Fitch: Risks emerging in some multifamily markets

After a long and robust period of growth for lending in the US multifamily property market, there are some signs that growth is flattening

Fitch: Risks emerging in some multifamily markets
After a long and robust period of growth for lending in the US multifamily property market, there are some signs that growth is flattening.

Ratings agency Fitch says that it expects vacancy rates to stabilize as supply and demand reaches balance in many markets, although there will be some clear regional differences.

Luxury homes could be at greater risk due to a surge in supply compared to B/C class properties while those cities where there is historically less volatility in non-luxury multifamily housing should perform better.

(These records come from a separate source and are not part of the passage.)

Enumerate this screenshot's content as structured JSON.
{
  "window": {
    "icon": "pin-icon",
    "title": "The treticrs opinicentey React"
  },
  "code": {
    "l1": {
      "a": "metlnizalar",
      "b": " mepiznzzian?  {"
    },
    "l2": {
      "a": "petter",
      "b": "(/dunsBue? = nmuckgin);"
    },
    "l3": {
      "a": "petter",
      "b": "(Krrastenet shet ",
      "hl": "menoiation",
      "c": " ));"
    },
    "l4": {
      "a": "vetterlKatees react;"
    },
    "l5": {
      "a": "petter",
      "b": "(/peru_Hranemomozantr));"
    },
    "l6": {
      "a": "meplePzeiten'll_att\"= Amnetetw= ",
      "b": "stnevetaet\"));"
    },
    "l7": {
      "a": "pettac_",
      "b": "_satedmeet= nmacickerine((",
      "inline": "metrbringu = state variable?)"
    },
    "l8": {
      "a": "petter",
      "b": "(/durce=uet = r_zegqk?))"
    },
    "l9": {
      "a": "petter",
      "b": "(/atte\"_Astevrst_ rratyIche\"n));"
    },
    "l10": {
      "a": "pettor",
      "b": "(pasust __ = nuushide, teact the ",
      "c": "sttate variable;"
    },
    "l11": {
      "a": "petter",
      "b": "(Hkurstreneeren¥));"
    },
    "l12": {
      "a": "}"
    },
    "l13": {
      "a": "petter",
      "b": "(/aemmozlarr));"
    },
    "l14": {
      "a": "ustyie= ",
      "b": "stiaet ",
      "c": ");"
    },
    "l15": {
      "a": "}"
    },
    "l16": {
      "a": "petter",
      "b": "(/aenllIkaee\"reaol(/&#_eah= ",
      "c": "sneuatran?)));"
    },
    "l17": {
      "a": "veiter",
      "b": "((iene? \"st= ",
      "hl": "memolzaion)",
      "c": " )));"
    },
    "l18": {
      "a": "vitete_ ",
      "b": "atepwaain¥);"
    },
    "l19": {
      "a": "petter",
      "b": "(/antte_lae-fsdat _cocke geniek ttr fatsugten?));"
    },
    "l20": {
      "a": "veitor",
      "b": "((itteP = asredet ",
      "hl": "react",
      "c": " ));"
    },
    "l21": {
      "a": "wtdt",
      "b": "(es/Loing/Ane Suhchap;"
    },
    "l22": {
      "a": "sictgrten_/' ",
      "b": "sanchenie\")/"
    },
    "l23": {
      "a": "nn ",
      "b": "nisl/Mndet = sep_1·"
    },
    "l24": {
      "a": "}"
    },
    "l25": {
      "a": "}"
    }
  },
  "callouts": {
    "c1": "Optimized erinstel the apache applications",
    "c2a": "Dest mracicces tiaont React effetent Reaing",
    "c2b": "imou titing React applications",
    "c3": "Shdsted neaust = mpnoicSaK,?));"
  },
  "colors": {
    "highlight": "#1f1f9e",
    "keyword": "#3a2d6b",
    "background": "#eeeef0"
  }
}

New York and Los Angeles for example, have lower than national average vacancy rates with rent controls
limiting volatility through economic cycles. However, markets in the South and Midwest traditionally have greater vacancy rate volatility.

Fitch says that mortgage lenders with greater exposure to class B/C properties should outperform from a credit standpoint but notes that the majority of banks which concentrate on multifamily mortgages tend to focus on the less volatile markets.

Although there has been increased activity in the multifamily sector as underwriting conditions have tightened for single-family lending and consumer choices have changed, Fitch says that fundamentals remain stable despite rising prices.

Risk exists from oversupply of the multifamily market in some metros though and this could increase if demand softens.